L’incontro è stato promosso, d’intesa con il consigliere regionale Mario Franchino, dal sindaco di Roseto Franco Durso e dal vice-sindaco con delega all’Ambiente Rosanna Mazzia. Tutta la commissione, di cui come è noto è presidente l’on. Gianluca Gallo e componente l’on. Mario Franchino, si incontrerà con i sindaci, con i rappresentanti del movimento “NO TRIV” e le associazioni ambientaliste, non certo per fare passerella politica, ma per stilare un documento “tecnico” da sottoporre al ministro per l’Ambiente Andrea Orlando nell’incontro già fissato a Roma, presso il Ministero, per giovedì 27 giugno ed a cui prenderanno parte i suddetti consiglieri regionali ed una delegazione di sindaci. Ma non è finita qui perché la pista istituzionale ha portato fino a Bruxelles per merito dell’europarlamentare Pino Arlacchi del PD il quale, messo a conoscenza della problematica dal consigliere regionale Mario Franchino e resosi conto di persona nel corso di una sua venuta in loco dei rischi che corre il mare Jonio e delle preoccupazioni delle popolazioni e delle istituzioni locali, ha presentato due interrogazioni scritte, una alla Giunta regionale e una al Consiglio Europeo.

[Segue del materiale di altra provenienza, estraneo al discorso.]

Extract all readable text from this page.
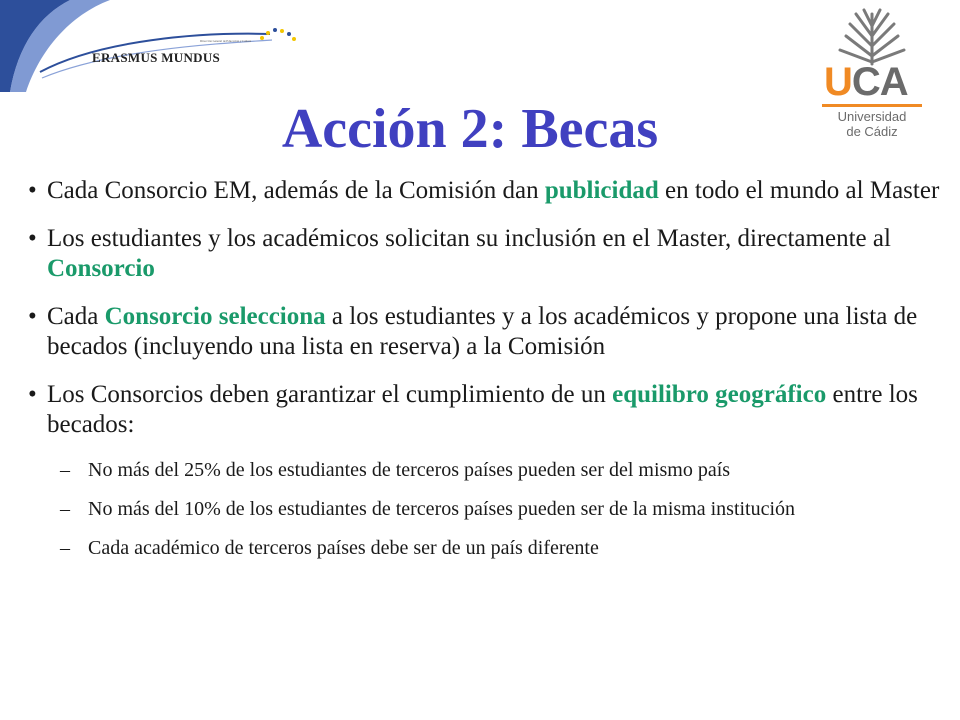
Dirección General de Educación y Cultura
ERASMUS MUNDUS
UCA
Universidad
de Cádiz
Acción 2: Becas
• Cada Consorcio EM, además de la Comisión dan publicidad en todo el mundo al Master
• Los estudiantes y los académicos solicitan su inclusión en el Master, directamente al Consorcio
• Cada Consorcio selecciona a los estudiantes y a los académicos y propone una lista de becados (incluyendo una lista en reserva) a la Comisión
• Los Consorcios deben garantizar el cumplimiento de un equilibro geográfico entre los becados:
– No más del 25% de los estudiantes de terceros países pueden ser del mismo país
– No más del 10% de los estudiantes de terceros países pueden ser de la misma institución
– Cada académico de terceros países debe ser de un país diferente
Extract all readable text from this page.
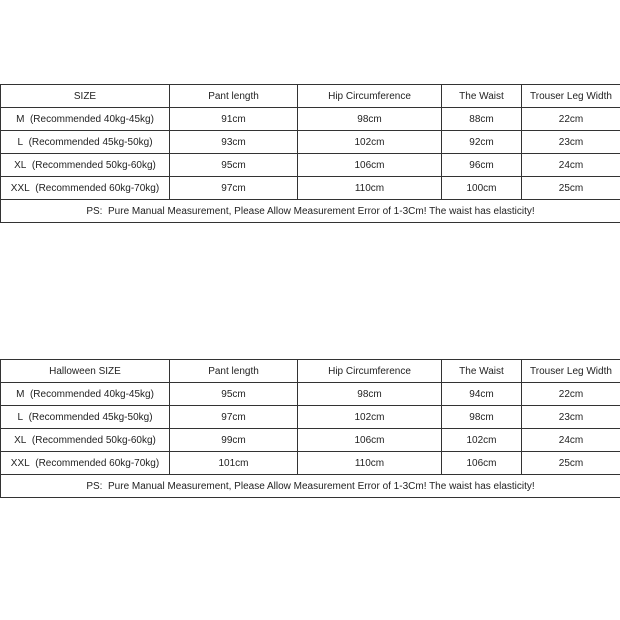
SIZE	Pant length	Hip Circumference	The Waist	Trouser Leg Width
M  (Recommended 40kg-45kg)	91cm	98cm	88cm	22cm
L  (Recommended 45kg-50kg)	93cm	102cm	92cm	23cm
XL  (Recommended 50kg-60kg)	95cm	106cm	96cm	24cm
XXL  (Recommended 60kg-70kg)	97cm	110cm	100cm	25cm
PS:  Pure Manual Measurement, Please Allow Measurement Error of 1-3Cm! The waist has elasticity!				
Halloween SIZE	Pant length	Hip Circumference	The Waist	Trouser Leg Width
M  (Recommended 40kg-45kg)	95cm	98cm	94cm	22cm
L  (Recommended 45kg-50kg)	97cm	102cm	98cm	23cm
XL  (Recommended 50kg-60kg)	99cm	106cm	102cm	24cm
XXL  (Recommended 60kg-70kg)	101cm	110cm	106cm	25cm
PS:  Pure Manual Measurement, Please Allow Measurement Error of 1-3Cm! The waist has elasticity!				
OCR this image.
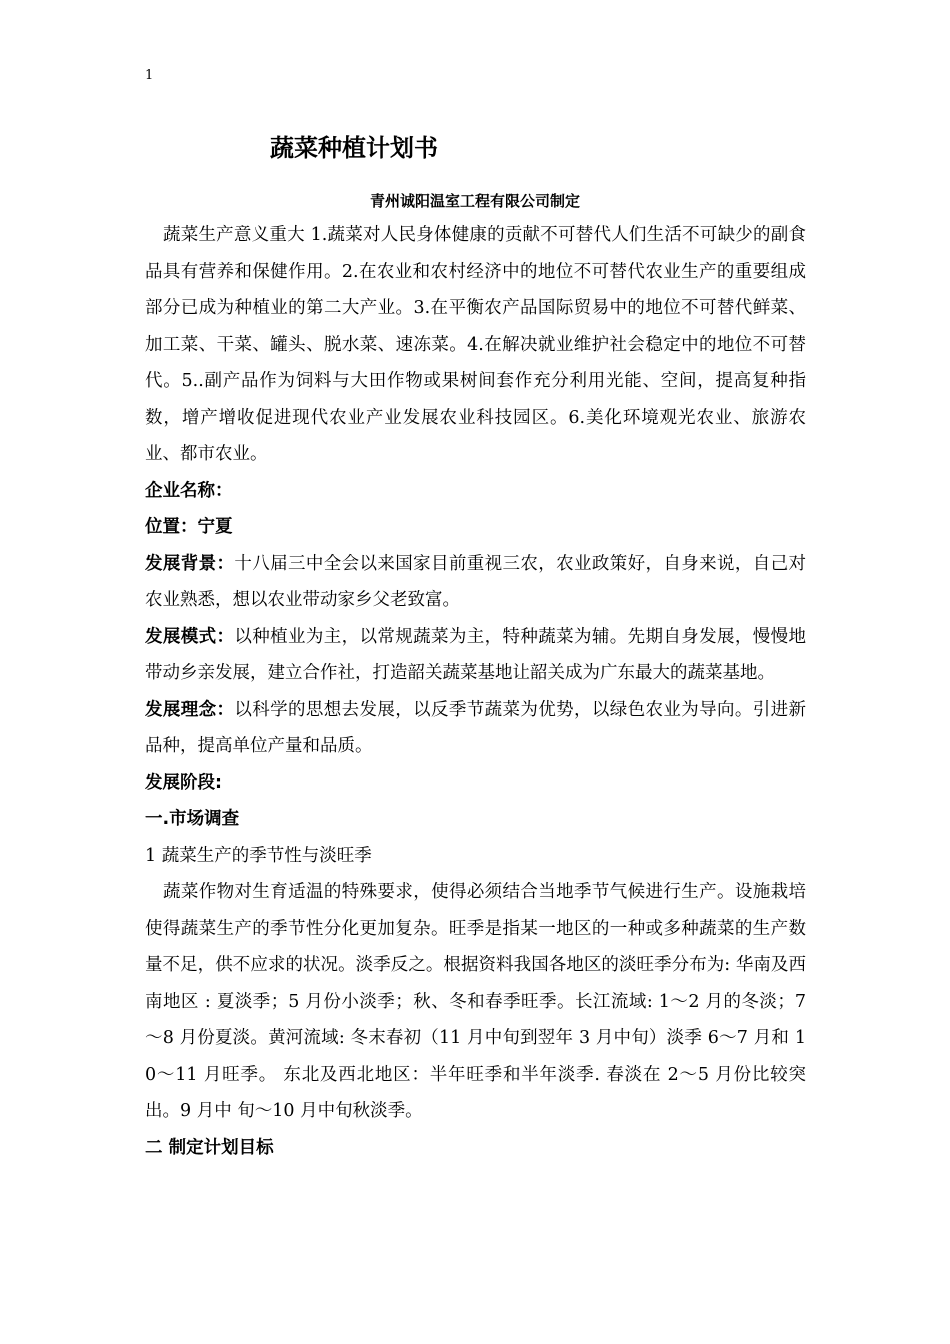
1
蔬菜种植计划书

青州诚阳温室工程有限公司制定

蔬菜生产意义重大 1.蔬菜对人民身体健康的贡献不可替代人们生活不可缺少的副食品具有营养和保健作用。2.在农业和农村经济中的地位不可替代农业生产的重要组成部分已成为种植业的第二大产业。3.在平衡农产品国际贸易中的地位不可替代鲜菜、加工菜、干菜、罐头、脱水菜、速冻菜。4.在解决就业维护社会稳定中的地位不可替代。5..副产品作为饲料与大田作物或果树间套作充分利用光能、空间，提高复种指数，增产增收促进现代农业产业发展农业科技园区。6.美化环境观光农业、旅游农业、都市农业。

企业名称：

位置：宁夏

发展背景：十八届三中全会以来国家目前重视三农，农业政策好，自身来说，自己对农业熟悉，想以农业带动家乡父老致富。

发展模式：以种植业为主，以常规蔬菜为主，特种蔬菜为辅。先期自身发展，慢慢地带动乡亲发展，建立合作社，打造韶关蔬菜基地让韶关成为广东最大的蔬菜基地。

发展理念：以科学的思想去发展，以反季节蔬菜为优势，以绿色农业为导向。引进新品种，提高单位产量和品质。

发展阶段:

一.市场调查

1 蔬菜生产的季节性与淡旺季

蔬菜作物对生育适温的特殊要求，使得必须结合当地季节气候进行生产。设施栽培使得蔬菜生产的季节性分化更加复杂。旺季是指某一地区的一种或多种蔬菜的生产数量不足，供不应求的状况。淡季反之。根据资料我国各地区的淡旺季分布为: 华南及西南地区 : 夏淡季；5 月份小淡季；秋、冬和春季旺季。长江流域: 1～2 月的冬淡；7～8 月份夏淡。黄河流域: 冬末春初（11 月中旬到翌年 3 月中旬）淡季 6～7 月和 10～11 月旺季。 东北及西北地区：半年旺季和半年淡季. 春淡在 2～5 月份比较突出。9 月中 旬～10 月中旬秋淡季。

二 制定计划目标
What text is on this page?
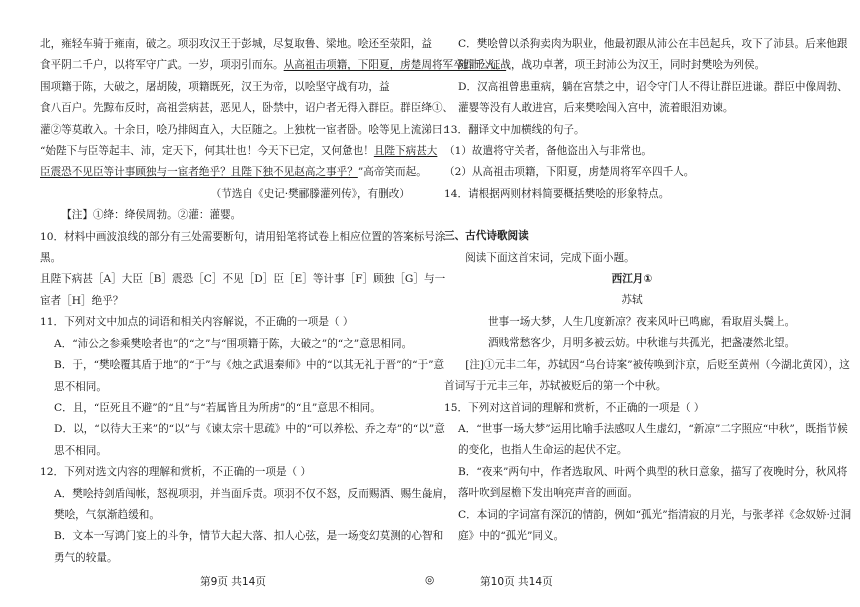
北，雍轻车骑于雍南，破之。项羽攻汉王于彭城，尽复取鲁、梁地。哙还至荥阳，益

食平阴二千户，以将军守广武。一岁，项羽引而东。从高祖击项籍，下阳夏，虏楚周将军卒四千人。

围项籍于陈，大破之，屠胡陵，项籍既死，汉王为帝，以哙坚守战有功，益

食八百户。先黥布反时，高祖尝病甚，恶见人，卧禁中，诏户者无得入群臣。群臣绛①、

灌②等莫敢入。十余日，哙乃排闼直入，大臣随之。上独枕一宦者卧。哙等见上流涕曰：

“始陛下与臣等起丰、沛，定天下，何其壮也！今天下已定，又何惫也！且陛下病甚大

臣震恐不见臣等计事顾独与一宦者绝乎？且陛下独不见赵高之事乎？”高帝笑而起。

（节选自《史记·樊郦滕灌列传》，有删改）

【注】①绛：绛侯周勃。②灌：灌婴。

10．材料中画波浪线的部分有三处需要断句，请用铅笔将试卷上相应位置的答案标号涂

黑。

且陛下病甚［A］大臣［B］震恐［C］不见［D］臣［E］等计事［F］顾独［G］与一

宦者［H］绝乎？

11．下列对文中加点的词语和相关内容解说，不正确的一项是（ ）

A．“沛公之参乘樊哙者也”的“之”与“围项籍于陈，大破之”的“之”意思相同。

B．于，“樊哙覆其盾于地”的“于”与《烛之武退秦师》中的“以其无礼于晋”的“于”意

思不相同。

C．且，“臣死且不避”的“且”与“若属皆且为所虏”的“且”意思不相同。

D．以，“以待大王来”的“以”与《谏太宗十思疏》中的“可以养松、乔之寿”的“以”意

思不相同。

12．下列对选文内容的理解和赏析，不正确的一项是（ ）

A．樊哙持剑盾闯帐，怒视项羽，并当面斥责。项羽不仅不怒，反而赐酒、赐生彘肩，

樊哙，气氛渐趋缓和。

B．文本一写鸿门宴上的斗争，情节大起大落、扣人心弦，是一场变幻莫测的心智和

勇气的较量。

C．樊哙曾以杀狗卖肉为职业，他最初跟从沛公在丰邑起兵，攻下了沛县。后来他跟

随沛公征战，战功卓著，项王封沛公为汉王，同时封樊哙为列侯。

D．汉高祖曾患重病，躺在宫禁之中，诏令守门人不得让群臣进谦。群臣中像周勃、

灌婴等没有人敢进宫，后来樊哙闯入宫中，流着眼泪劝谏。

13．翻译文中加横线的句子。

（1）故遣将守关者，备他盗出入与非常也。

（2）从高祖击项籍，下阳夏，虏楚周将军卒四千人。

14．请根据两则材料简要概括樊哙的形象特点。

三、古代诗歌阅读

阅读下面这首宋词，完成下面小题。

西江月①

苏轼

世事一场大梦，人生几度新凉？夜来风叶已鸣廊，看取眉头鬓上。

酒贱常愁客少，月明多被云妨。中秋谁与共孤光，把盏凄然北望。

[注]①元丰二年，苏轼因“乌台诗案”被传唤到汴京，后贬至黄州（今湖北黄冈），这

首词写于元丰三年，苏轼被贬后的第一个中秋。

15．下列对这首词的理解和赏析，不正确的一项是（ ）

A．“世事一场大梦”运用比喻手法感叹人生虚幻，“新凉”二字照应“中秋”，既指节候

的变化，也指人生命运的起伏不定。

B．“夜来”两句中，作者选取风、叶两个典型的秋日意象，描写了夜晚时分，秋风将

落叶吹到屋檐下发出响亮声音的画面。

C．本词的字词富有深沉的情韵，例如“孤光”指清寂的月光，与张孝祥《念奴娇·过洞

庭》中的“孤光”同义。

第9页 共14页	◎	第10页 共14页
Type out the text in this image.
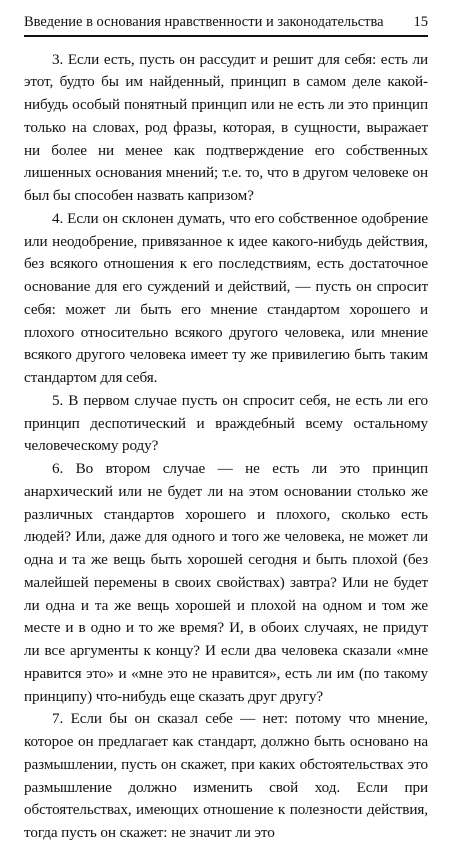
Введение в основания нравственности и законодательства 15

3. Если есть, пусть он рассудит и решит для себя: есть ли этот, будто бы им найденный, принцип в самом деле какой-нибудь особый понятный принцип или не есть ли это принцип только на словах, род фразы, которая, в сущности, выражает ни более ни менее как подтверждение его собственных лишенных основания мнений; т.е. то, что в другом человеке он был бы способен назвать капризом?

4. Если он склонен думать, что его собственное одобрение или неодобрение, привязанное к идее какого-нибудь действия, без всякого отношения к его последствиям, есть достаточное основание для его суждений и действий, — пусть он спросит себя: может ли быть его мнение стандартом хорошего и плохого относительно всякого другого человека, или мнение всякого другого человека имеет ту же привилегию быть таким стандартом для себя.

5. В первом случае пусть он спросит себя, не есть ли его принцип деспотический и враждебный всему остальному человеческому роду?

6. Во втором случае — не есть ли это принцип анархический или не будет ли на этом основании столько же различных стандартов хорошего и плохого, сколько есть людей? Или, даже для одного и того же человека, не может ли одна и та же вещь быть хорошей сегодня и быть плохой (без малейшей перемены в своих свойствах) завтра? Или не будет ли одна и та же вещь хорошей и плохой на одном и том же месте и в одно и то же время? И, в обоих случаях, не придут ли все аргументы к концу? И если два человека сказали «мне нравится это» и «мне это не нравится», есть ли им (по такому принципу) что-нибудь еще сказать друг другу?

7. Если бы он сказал себе — нет: потому что мнение, которое он предлагает как стандарт, должно быть основано на размышлении, пусть он скажет, при каких обстоятельствах это размышление должно изменить свой ход. Если при обстоятельствах, имеющих отношение к полезности действия, тогда пусть он скажет: не значит ли это
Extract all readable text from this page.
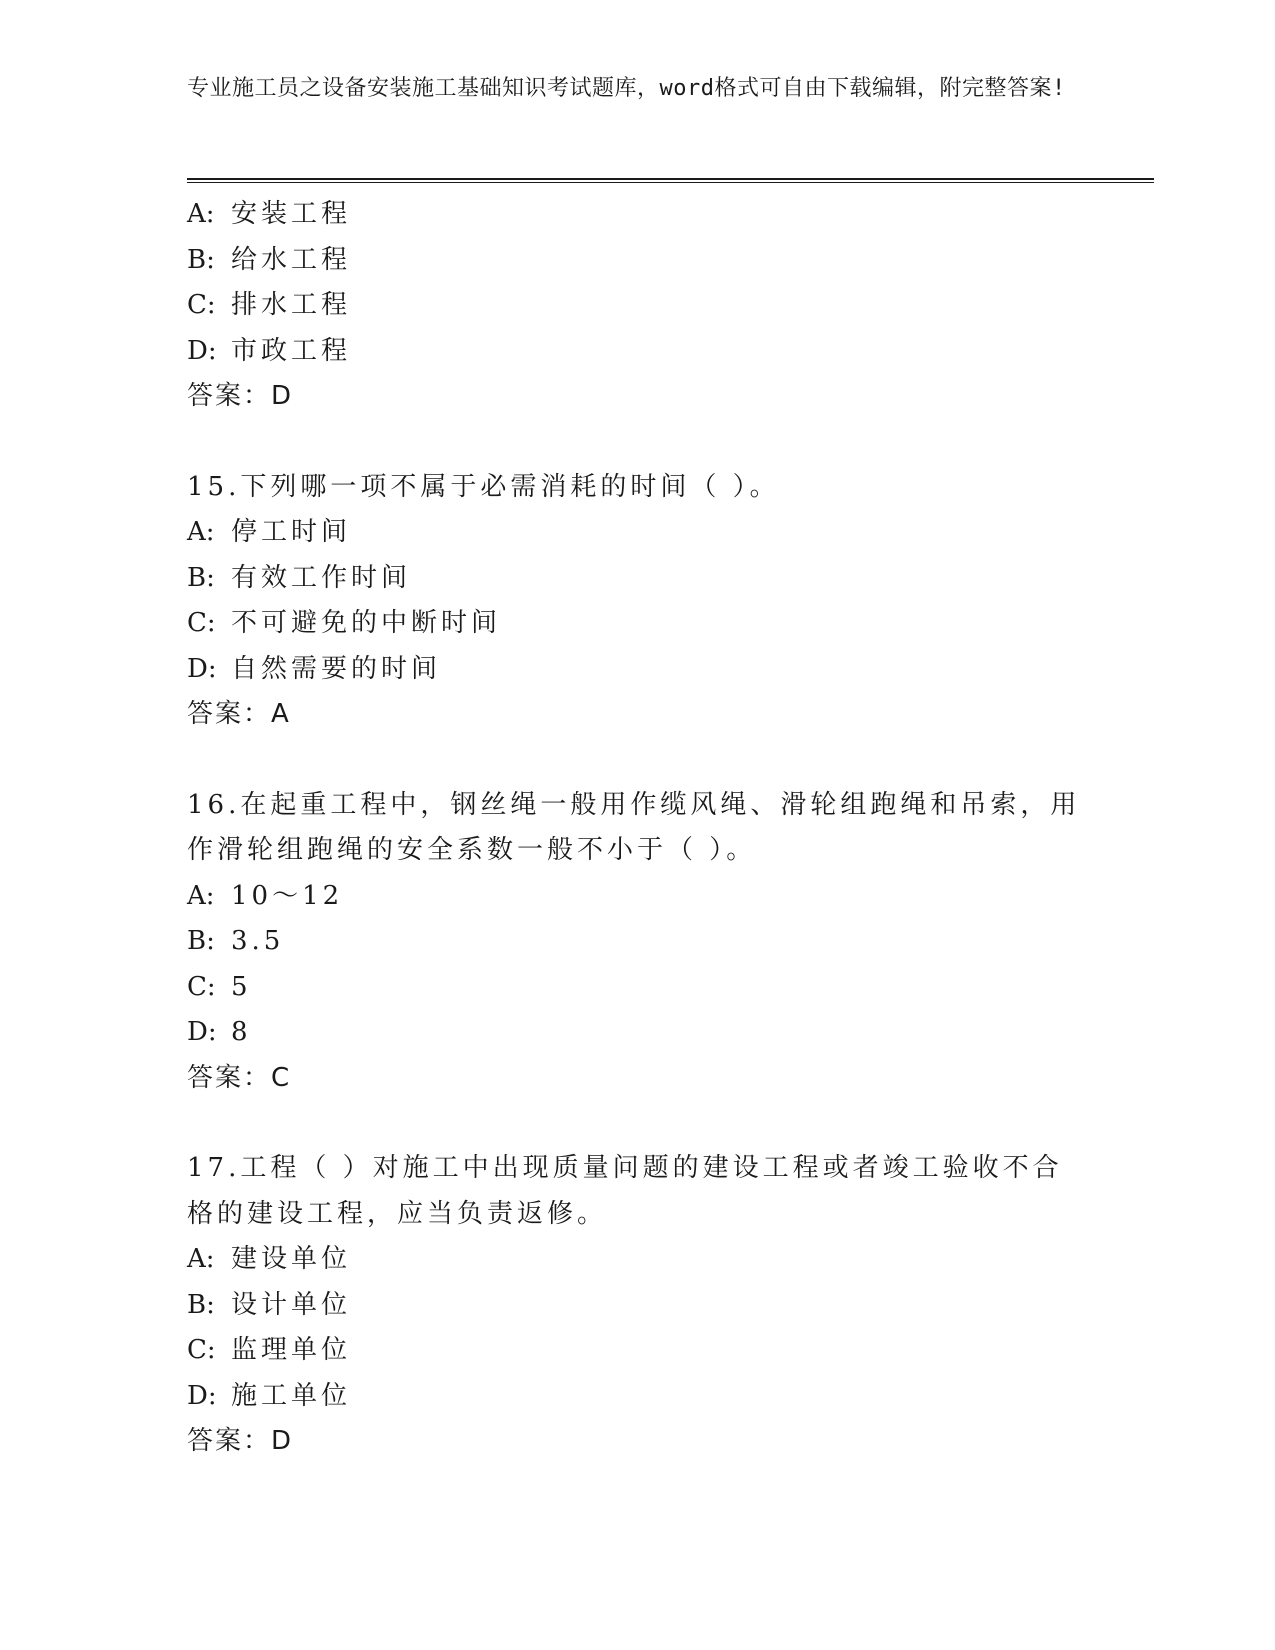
专业施工员之设备安装施工基础知识考试题库，word格式可自由下载编辑，附完整答案!
A: 安装工程
B: 给水工程
C: 排水工程
D: 市政工程
答案：D
15.下列哪一项不属于必需消耗的时间（ ）。
A: 停工时间
B: 有效工作时间
C: 不可避免的中断时间
D: 自然需要的时间
答案：A
16.在起重工程中，钢丝绳一般用作缆风绳、滑轮组跑绳和吊索，用作滑轮组跑绳的安全系数一般不小于（ ）。
A: 10～12
B: 3.5
C: 5
D: 8
答案：C
17.工程（ ）对施工中出现质量问题的建设工程或者竣工验收不合格的建设工程，应当负责返修。
A: 建设单位
B: 设计单位
C: 监理单位
D: 施工单位
答案：D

Dopo aver riferito dell’avvio delle procedure per l’inizio delle trivellazioni nel Golfo di Taranto da parte di ben 8 compagnie ed aver evidenziato l’elevato grado di sismicità, i rischi di possibili “tsunami” di un mare chiuso ed il grave rischio da inquinamento che deriverebbe da dispersione in mare di idrocarburi, l’on. Arlacchi ha chiesto al Consiglio ed alla Giunta dell’Unione Europea «-se le normative in materia di prevenzione delle catastrofi naturali siano state rispettate, -se e in quale modo le autorità europee possono intervenire per sospendere tutte le attività…e, infine, -se i rischi di eventi sismici… con le ricadute anche finanziarie sull’economia, siano stati adeguatamente valutati nel momento in cui è stato deciso di autorizzare le ricerche».